Günümüzde,
doğal afetler veya beşerî etkilerle üretilmiş mekânsal riskler, hızla artan
dünya nüfusunu daha da fazla tehdit eder olmuştur. Çarpık kentleşme, plansız
yapılaşma ve insanlığın, yeryüzünü bilinçsizce kullanımı, afet durumlarındaki
kayıpların artmasına yol açmaktadır. Bu durum, risk öncesi ve sonrası planlama
ve yönetim aşamalarında, daha etkili kararlar alınması gerekliliğini ortaya
çıkarmıştır. Afet yönetiminde, yalnızca fiziki etkenler değil, toplumun
sosyoekonomik ve demografik yapısı da göz önünde bulundurulmalıdır. Bu
bağlamda, “sosyal kırılganlık” kavramı öne çıkmaktadır. Aynı kategori
içerisindeki, diğer insanlara karşı dezavantaja sahip grup olarak
tanımlanabilen kırılgan grupların tespiti, risk anı, öncesi ve sonrası
açısından büyük önem arz etmektedir. Tehlikelerden korunma ve yeniden yapılanma
aşamalarında, risklere karşı toplumdaki birey ve grupların savunmasızlığını
ölçen kırılganlık kavramı, mekânsal verilerle entegre edildiğinde daha başarılı
sonuçlar elde edilebilmektedir. Zira, toplumu mekân ve sosyo-politik
değişkenlerden ayrı değerlendirmek eksik bir yaklaşım olacaktır. Bu noktada,
mekânsal problemlere karşı güçlü karar destek sistemlerine sahip olan Coğrafi
Bilgi Sistemleri (CBS), kırılganlık analizlerinde aranılan araçlardan olmuştur.

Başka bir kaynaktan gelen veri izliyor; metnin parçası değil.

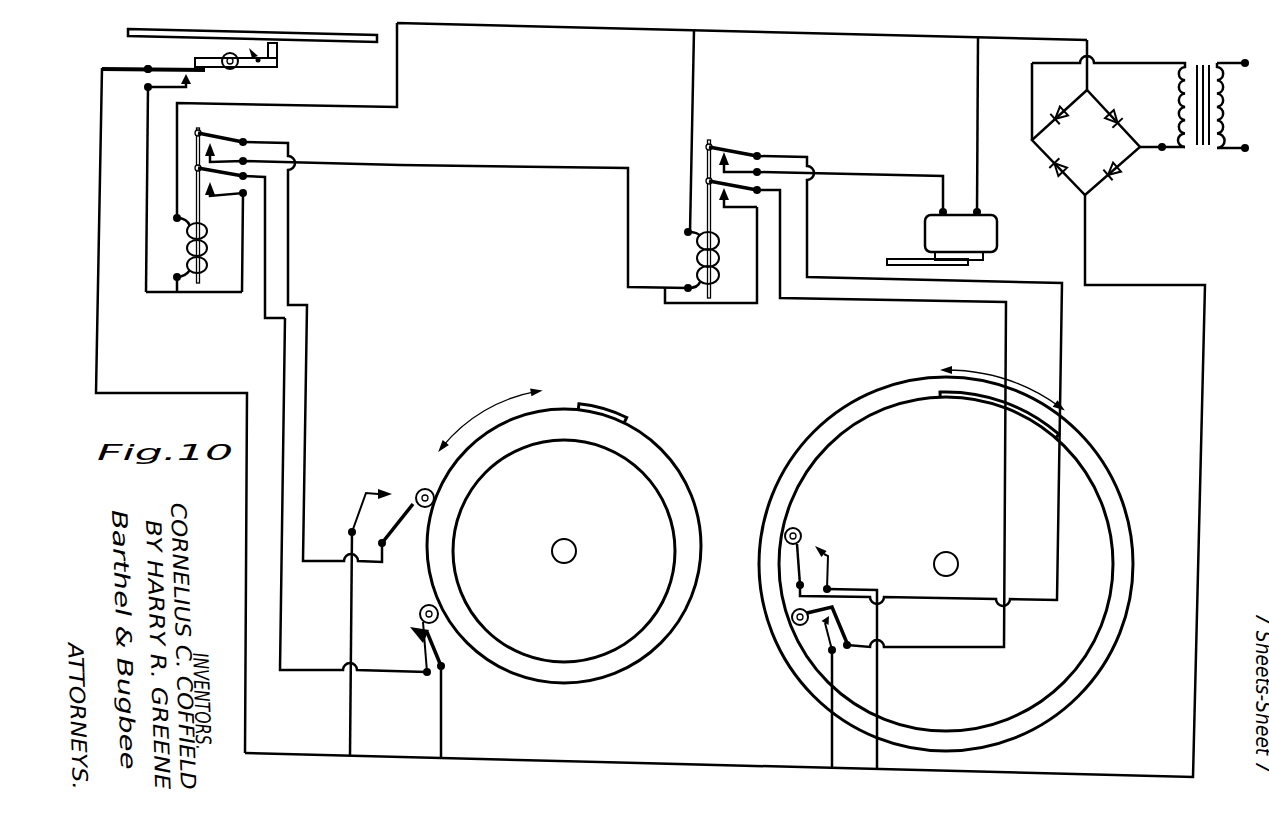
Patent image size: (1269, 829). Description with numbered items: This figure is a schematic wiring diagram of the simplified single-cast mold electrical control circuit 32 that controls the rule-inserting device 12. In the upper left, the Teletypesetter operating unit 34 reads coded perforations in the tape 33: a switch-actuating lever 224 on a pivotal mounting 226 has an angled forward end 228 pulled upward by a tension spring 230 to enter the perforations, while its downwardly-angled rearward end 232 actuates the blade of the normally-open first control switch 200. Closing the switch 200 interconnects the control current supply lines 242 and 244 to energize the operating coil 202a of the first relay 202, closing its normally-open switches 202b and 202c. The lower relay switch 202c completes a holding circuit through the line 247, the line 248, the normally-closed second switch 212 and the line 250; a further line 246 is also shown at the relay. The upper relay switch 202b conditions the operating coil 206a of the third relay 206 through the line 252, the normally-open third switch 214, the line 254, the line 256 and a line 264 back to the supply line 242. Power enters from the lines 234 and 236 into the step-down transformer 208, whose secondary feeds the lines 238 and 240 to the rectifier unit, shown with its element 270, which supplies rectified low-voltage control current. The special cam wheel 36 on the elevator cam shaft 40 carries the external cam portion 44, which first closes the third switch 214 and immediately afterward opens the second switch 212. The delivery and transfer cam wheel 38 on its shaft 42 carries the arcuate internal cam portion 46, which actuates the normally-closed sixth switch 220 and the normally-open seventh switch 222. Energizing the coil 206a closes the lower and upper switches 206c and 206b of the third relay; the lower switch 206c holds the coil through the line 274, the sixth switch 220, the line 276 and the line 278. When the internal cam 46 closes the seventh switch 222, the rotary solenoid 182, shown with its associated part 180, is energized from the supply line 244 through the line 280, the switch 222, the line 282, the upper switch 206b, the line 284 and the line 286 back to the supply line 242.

The rule-inserting device 12 is at (128, 60).
The tension spring 230 is at (246, 46).
The Teletypesetter operating tape 33 is at (363, 26).
The downwardly-angled rearward end 232 is at (193, 62).
The angled forward end 228 is at (278, 47).
The switch-actuating lever 224 is at (279, 66).
The pivotal mounting 226 is at (224, 67).
The Teletypesetter operating unit 34 is at (276, 73).
The first control switch 200 is at (138, 87).
The first relay 202 is at (254, 217).
The operating coil of first relay 202a is at (188, 247).
The upper switch of first relay 202b is at (228, 139).
The lower switch of first relay 202c is at (240, 195).
The line 256 is at (320, 165).
The conductor 246 is at (146, 232).
The line 247 is at (208, 293).
The line 248 is at (262, 309).
The line 254 is at (307, 318).
The line 252 is at (352, 613).
The conductor 264 is at (610, 158).
The third relay 206 is at (789, 164).
The operating coil of third relay 206a is at (703, 255).
The upper switch of third relay 206b is at (728, 148).
The lower switch of third relay 206c is at (752, 210).
The line 282 is at (810, 198).
The line 284 is at (922, 154).
The line 276 is at (902, 302).
The line 278 is at (712, 305).
The mounting plate 180 is at (898, 259).
The rotary solenoid 182 is at (997, 240).
The line 286 is at (977, 72).
The control current supply line 242 is at (877, 36).
The control current supply line 244 is at (1186, 275).
The line 238 is at (1100, 125).
The rectifier diode 270 is at (1112, 190).
The line 240 is at (1162, 148).
The step-down transformer 208 is at (1214, 90).
The power line 234 is at (1257, 67).
The power line 236 is at (1257, 148).
The single-cast mold electrical control circuit 32 is at (1130, 251).
The special cam wheel 36 is at (564, 525).
The switch actuating cam portion 44 is at (574, 408).
The elevator cam shaft 40 is at (576, 547).
The delivery and transfer cam wheel 38 is at (955, 558).
The arcuate internal cam portion 46 is at (969, 409).
The delivery and transfer cam shaft 42 is at (962, 534).
The third switch 214 is at (342, 528).
The second switch 212 is at (392, 652).
The line 250 is at (450, 717).
The seventh switch 222 is at (784, 592).
The sixth switch 220 is at (812, 657).
The line 280 is at (877, 757).
The line 274 is at (830, 727).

Sosyal kırılganlık değerlerinin spesifik bir alanda incelendiği bu çalışmada,
İzmir iline ait sosyal kırılganlık indeksi (SoVI) hesaplanıp, CBS yöntemleriyle
haritalandırılmıştır. Böylelikle, risk durumlarında öncelikli bölgelerin
tespiti ve bu bölgelerdeki sosyal grupların niteliksel ihtiyaçlarına yönelik
değerlendirme yapılması mümkün hale getirilmiştir.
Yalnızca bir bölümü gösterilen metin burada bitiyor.